When a candidate learner throws an error during the
super_learner()
training process, we set its weight to 0
and collect the thrown errors for the user in the verbose output.
For example, lnr_lmer
will throw an error if the formula
does not use random effects. The below code snippet shows how we collect
the errors and ensure that super learning can continue even if one or
more learners fail.
library(nadir)
# train a super_learner() model
#
# lnr_lmer will error because we didn't use random effects
sl_model <- super_learner(
mtcars,
formula = mpg ~ cyl,
learners = list(lnr_mean, lnr_lmer)
)
# observe, prediction falls back to relying on the other learners we specified:
# in this case, just lnr_mean
sl_model(mtcars)
#> [1] 20.09062 20.09062 20.09062 20.09062 20.09062 20.09062 20.09062 20.09062
#> [9] 20.09062 20.09062 20.09062 20.09062 20.09062 20.09062 20.09062 20.09062
#> [17] 20.09062 20.09062 20.09062 20.09062 20.09062 20.09062 20.09062 20.09062
#> [25] 20.09062 20.09062 20.09062 20.09062 20.09062 20.09062 20.09062 20.09062
# if we specify a more complicated super learner, we can see that as long as we
# specify random effects, lnr_lmer doesn't fail.
#
# also, now you can see how {nadir} collects errors in its verbose output.

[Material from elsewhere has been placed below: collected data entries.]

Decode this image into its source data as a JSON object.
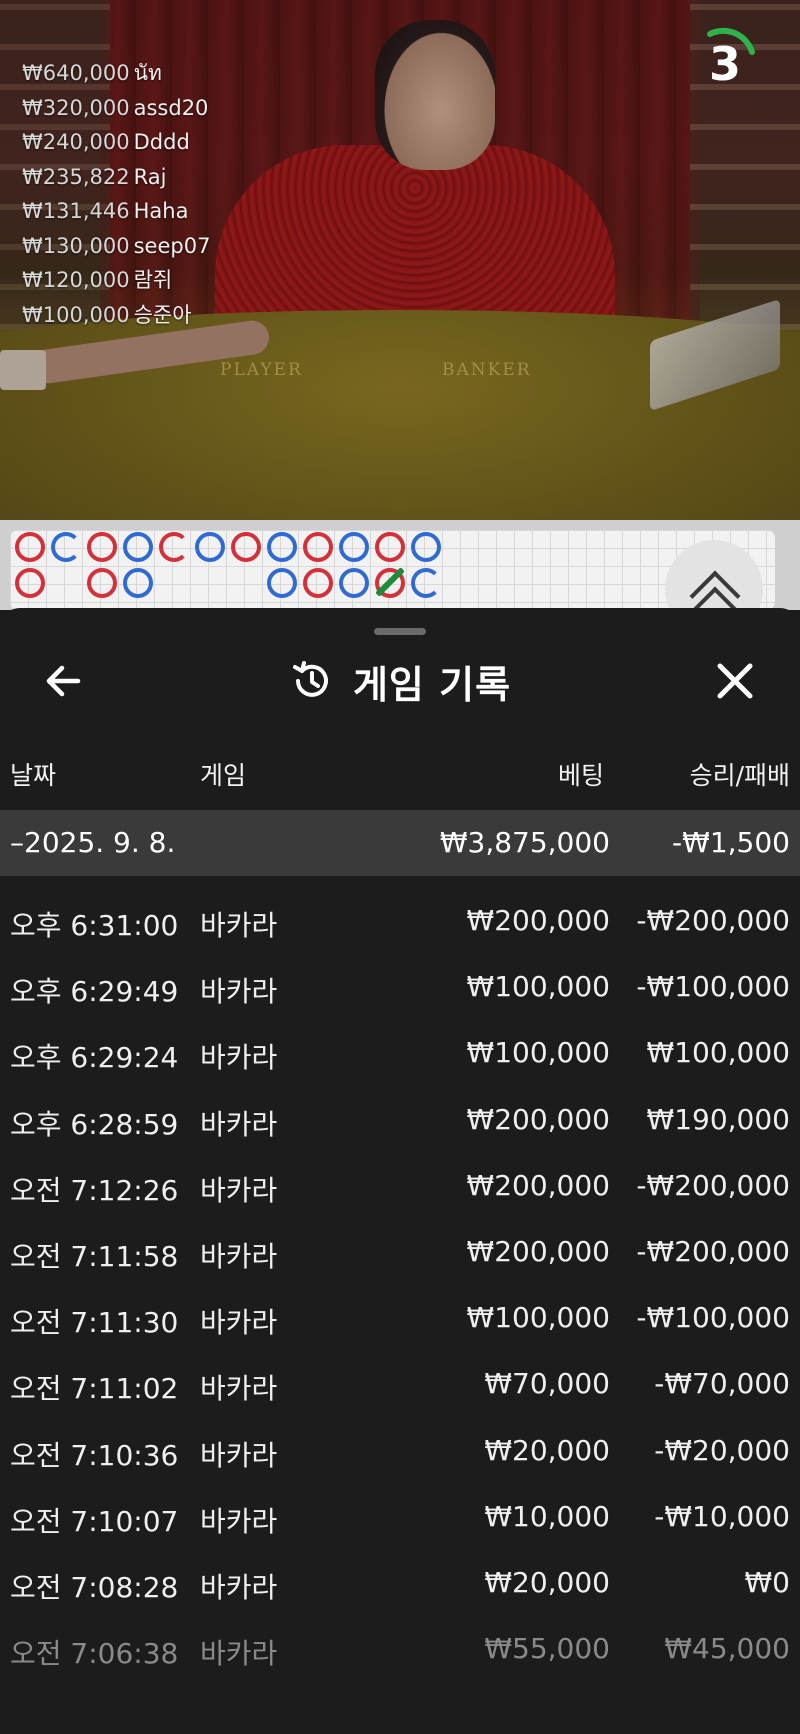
{
  "leaderboard": [
    {
      "amount": "₩640,000",
      "name": "นัท"
    },
    {
      "amount": "₩320,000",
      "name": "assd20"
    },
    {
      "amount": "₩240,000",
      "name": "Dddd"
    },
    {
      "amount": "₩235,822",
      "name": "Raj"
    },
    {
      "amount": "₩131,446",
      "name": "Haha"
    },
    {
      "amount": "₩130,000",
      "name": "seep07"
    },
    {
      "amount": "₩120,000",
      "name": "람쥐"
    },
    {
      "amount": "₩100,000",
      "name": "승준아"
    }
  ],
  "timer": {
    "value": "3",
    "color": "#2fb24a"
  },
  "table_labels": {
    "player": "PLAYER",
    "banker": "BANKER"
  },
  "colors": {
    "player": "#2f6bd3",
    "banker": "#d3303a",
    "tie": "#1d8a3c",
    "panel": "#1c1c1c"
  },
  "panel": {
    "title": "게임 기록",
    "icons": {
      "back": "arrow-left-icon",
      "history": "history-icon",
      "close": "close-icon"
    },
    "columns": {
      "date": "날짜",
      "game": "게임",
      "bet": "베팅",
      "result": "승리/패배"
    },
    "date_group": {
      "date": "–2025. 9. 8.",
      "bet_total": "₩3,875,000",
      "result_total": "-₩1,500"
    },
    "rows": [
      {
        "time": "오후 6:31:00",
        "game": "바카라",
        "bet": "₩200,000",
        "result": "-₩200,000"
      },
      {
        "time": "오후 6:29:49",
        "game": "바카라",
        "bet": "₩100,000",
        "result": "-₩100,000"
      },
      {
        "time": "오후 6:29:24",
        "game": "바카라",
        "bet": "₩100,000",
        "result": "₩100,000"
      },
      {
        "time": "오후 6:28:59",
        "game": "바카라",
        "bet": "₩200,000",
        "result": "₩190,000"
      },
      {
        "time": "오전 7:12:26",
        "game": "바카라",
        "bet": "₩200,000",
        "result": "-₩200,000"
      },
      {
        "time": "오전 7:11:58",
        "game": "바카라",
        "bet": "₩200,000",
        "result": "-₩200,000"
      },
      {
        "time": "오전 7:11:30",
        "game": "바카라",
        "bet": "₩100,000",
        "result": "-₩100,000"
      },
      {
        "time": "오전 7:11:02",
        "game": "바카라",
        "bet": "₩70,000",
        "result": "-₩70,000"
      },
      {
        "time": "오전 7:10:36",
        "game": "바카라",
        "bet": "₩20,000",
        "result": "-₩20,000"
      },
      {
        "time": "오전 7:10:07",
        "game": "바카라",
        "bet": "₩10,000",
        "result": "-₩10,000"
      },
      {
        "time": "오전 7:08:28",
        "game": "바카라",
        "bet": "₩20,000",
        "result": "₩0"
      },
      {
        "time": "오전 7:06:38",
        "game": "바카라",
        "bet": "₩55,000",
        "result": "₩45,000"
      }
    ]
  }
}
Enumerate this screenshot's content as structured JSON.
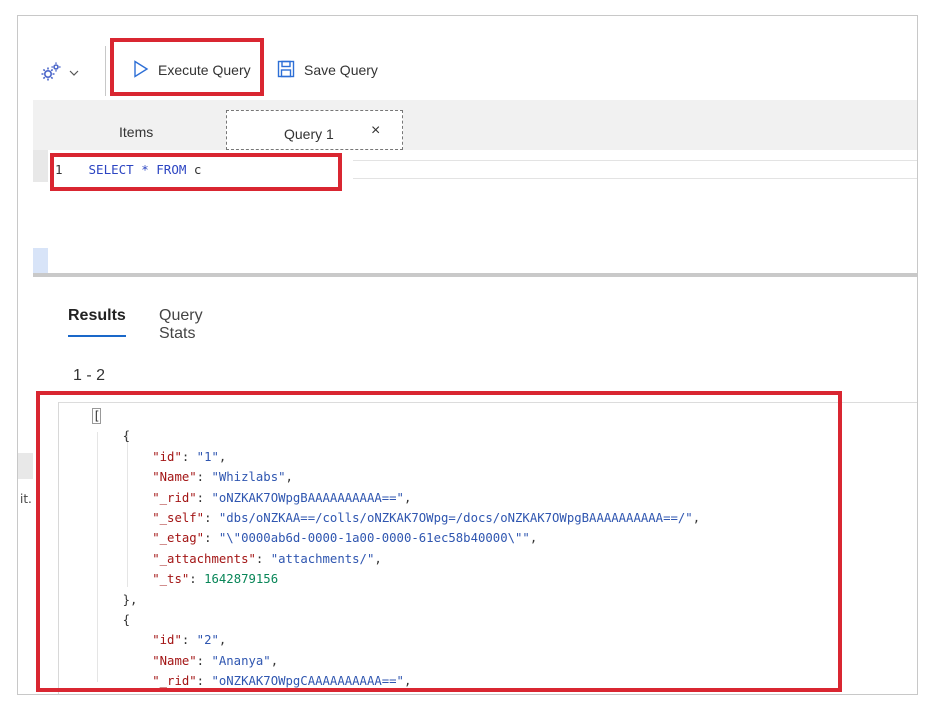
{
  "toolbar": {
    "execute_label": "Execute Query",
    "save_label": "Save Query"
  },
  "tabs": {
    "items_label": "Items",
    "query_label": "Query 1",
    "close_glyph": "×"
  },
  "editor": {
    "line_number": "1",
    "kw_select": "SELECT",
    "star": "*",
    "kw_from": "FROM",
    "alias": "c"
  },
  "results": {
    "tab_results": "Results",
    "tab_stats": "Query Stats",
    "count": "1 - 2",
    "edge_text": "it."
  },
  "json_lines": [
    [
      {
        "t": "p",
        "v": "["
      }
    ],
    [
      {
        "t": "p",
        "v": "    {"
      }
    ],
    [
      {
        "t": "p",
        "v": "        "
      },
      {
        "t": "k",
        "v": "\"id\""
      },
      {
        "t": "p",
        "v": ": "
      },
      {
        "t": "s",
        "v": "\"1\""
      },
      {
        "t": "p",
        "v": ","
      }
    ],
    [
      {
        "t": "p",
        "v": "        "
      },
      {
        "t": "k",
        "v": "\"Name\""
      },
      {
        "t": "p",
        "v": ": "
      },
      {
        "t": "s",
        "v": "\"Whizlabs\""
      },
      {
        "t": "p",
        "v": ","
      }
    ],
    [
      {
        "t": "p",
        "v": "        "
      },
      {
        "t": "k",
        "v": "\"_rid\""
      },
      {
        "t": "p",
        "v": ": "
      },
      {
        "t": "s",
        "v": "\"oNZKAK7OWpgBAAAAAAAAAA==\""
      },
      {
        "t": "p",
        "v": ","
      }
    ],
    [
      {
        "t": "p",
        "v": "        "
      },
      {
        "t": "k",
        "v": "\"_self\""
      },
      {
        "t": "p",
        "v": ": "
      },
      {
        "t": "s",
        "v": "\"dbs/oNZKAA==/colls/oNZKAK7OWpg=/docs/oNZKAK7OWpgBAAAAAAAAAA==/\""
      },
      {
        "t": "p",
        "v": ","
      }
    ],
    [
      {
        "t": "p",
        "v": "        "
      },
      {
        "t": "k",
        "v": "\"_etag\""
      },
      {
        "t": "p",
        "v": ": "
      },
      {
        "t": "s",
        "v": "\"\\\"0000ab6d-0000-1a00-0000-61ec58b40000\\\"\""
      },
      {
        "t": "p",
        "v": ","
      }
    ],
    [
      {
        "t": "p",
        "v": "        "
      },
      {
        "t": "k",
        "v": "\"_attachments\""
      },
      {
        "t": "p",
        "v": ": "
      },
      {
        "t": "s",
        "v": "\"attachments/\""
      },
      {
        "t": "p",
        "v": ","
      }
    ],
    [
      {
        "t": "p",
        "v": "        "
      },
      {
        "t": "k",
        "v": "\"_ts\""
      },
      {
        "t": "p",
        "v": ": "
      },
      {
        "t": "n",
        "v": "1642879156"
      }
    ],
    [
      {
        "t": "p",
        "v": "    },"
      }
    ],
    [
      {
        "t": "p",
        "v": "    {"
      }
    ],
    [
      {
        "t": "p",
        "v": "        "
      },
      {
        "t": "k",
        "v": "\"id\""
      },
      {
        "t": "p",
        "v": ": "
      },
      {
        "t": "s",
        "v": "\"2\""
      },
      {
        "t": "p",
        "v": ","
      }
    ],
    [
      {
        "t": "p",
        "v": "        "
      },
      {
        "t": "k",
        "v": "\"Name\""
      },
      {
        "t": "p",
        "v": ": "
      },
      {
        "t": "s",
        "v": "\"Ananya\""
      },
      {
        "t": "p",
        "v": ","
      }
    ],
    [
      {
        "t": "p",
        "v": "        "
      },
      {
        "t": "k",
        "v": "\"_rid\""
      },
      {
        "t": "p",
        "v": ": "
      },
      {
        "t": "s",
        "v": "\"oNZKAK7OWpgCAAAAAAAAAA==\""
      },
      {
        "t": "p",
        "v": ","
      }
    ]
  ],
  "colors": {
    "highlight": "#d92631",
    "accent": "#1a68c9",
    "json_key": "#a31515",
    "json_string": "#2f56b0",
    "json_number": "#098658"
  },
  "icons": {
    "settings": "gear-icon",
    "execute": "play-icon",
    "save": "floppy-disk-icon",
    "close": "close-icon"
  }
}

sl_verbose_output <- super_learner(
mtcars,
formulas = list(
.default = mpg ~ cyl,
lmer_2 = mpg ~ (1 | cyl) + hp),
learners = list(lnr_mean, lnr_lmer, lnr_lmer),
verbose = TRUE
)
sl_verbose_output |> str()
#> List of 8
#> $ sl_predictor :function (newdata)
#> ..- attr(*, "srcref")= 'srcref' int [1:8] 448 39 454 3 39 3 2442 2448
#> .. ..- attr(*, "srcfile")=Classes 'srcfilealias', 'srcfile' <environment: 0x11dbf7440>
#> $ y_variable : chr "mpg"
#> $ outcome_type : chr "continuous"
#> $ learner_weights : Named num [1:2] 0.0539 0.9461
#> ..- attr(*, "names")= chr [1:2] "mean" "lmer_2"
#> $ holdout_predictions : tibble [32 × 4] (S3: tbl_df/tbl/data.frame)
#> ..$ .sl_fold: int [1:32] 1 1 1 1 1 1 1 2 2 2 ...
#> ..$ mean : num [1:32] 20.1 20.1 20.1 20.1 20.1 ...
#> ..$ lmer_2 : Named num [1:32] 20.5 19.9 13.9 27 25.4 ...
#> .. ..- attr(*, "names")= chr [1:32] "Mazda RX4 Wag" "Merc 280" "Chrysler Imperial" "Toyota Corolla" ...
#> ..$ mpg : num [1:32] 21 19.2 14.7 33.9 21.5 15.5 15 21 22.8 14.3 ...
#> $ errors_from_training_cv_stage1 :List of 10
#> ..$ message: chr "No random effects terms specified in formula"
#> ..$ call : language lnr_lmer_1(training_data[[1L]], formula = mpg ~ cyl, NULL)
#> ..$ message: chr "No random effects terms specified in formula"
#> ..$ call : language lnr_lmer_1(training_data[[2L]], formula = mpg ~ cyl, NULL)
#> ..$ message: chr "No random effects terms specified in formula"
#> ..$ call : language lnr_lmer_1(training_data[[3L]], formula = mpg ~ cyl, NULL)
#> ..$ message: chr "No random effects terms specified in formula"
#> ..$ call : language lnr_lmer_1(training_data[[4L]], formula = mpg ~ cyl, NULL)
#> ..$ message: chr "No random effects terms specified in formula"
#> ..$ call : language lnr_lmer_1(training_data[[5L]], formula = mpg ~ cyl, NULL)
#> $ errors_from_predicting_cv_stage2:List of 10
#> ..$ message: chr "attempt to apply non-function"
#> ..$ call : language trained_learners[["lmer_1"]][[1L]](validation_data[[1L]])
#> ..$ message: chr "attempt to apply non-function"
#> ..$ call : language trained_learners[["lmer_1"]][[2L]](validation_data[[2L]])
#> ..$ message: chr "attempt to apply non-function"
#> ..$ call : language trained_learners[["lmer_1"]][[3L]](validation_data[[3L]])
#> ..$ message: chr "attempt to apply non-function"
#> ..$ call : language trained_learners[["lmer_1"]][[4L]](validation_data[[4L]])
#> ..$ message: chr "attempt to apply non-function"
#> ..$ call : language trained_learners[["lmer_1"]][[5L]](validation_data[[5L]])
#> $ erring_learners : chr "lmer_1"
#> - attr(*, "class")= chr [1:2] "list" "nadir_sl_verbose_output"
Note that the language objects in the error calls are modified
slightly inside super_learner()
to make them more
user-friendly so that they contain the names of the learners, and
information about what formula, fold, and extra learner arguments they
were called with rather than obscure errors that refer to things like
learners[[i]]
and use do.call()
to
programmatically pass the extra arguments.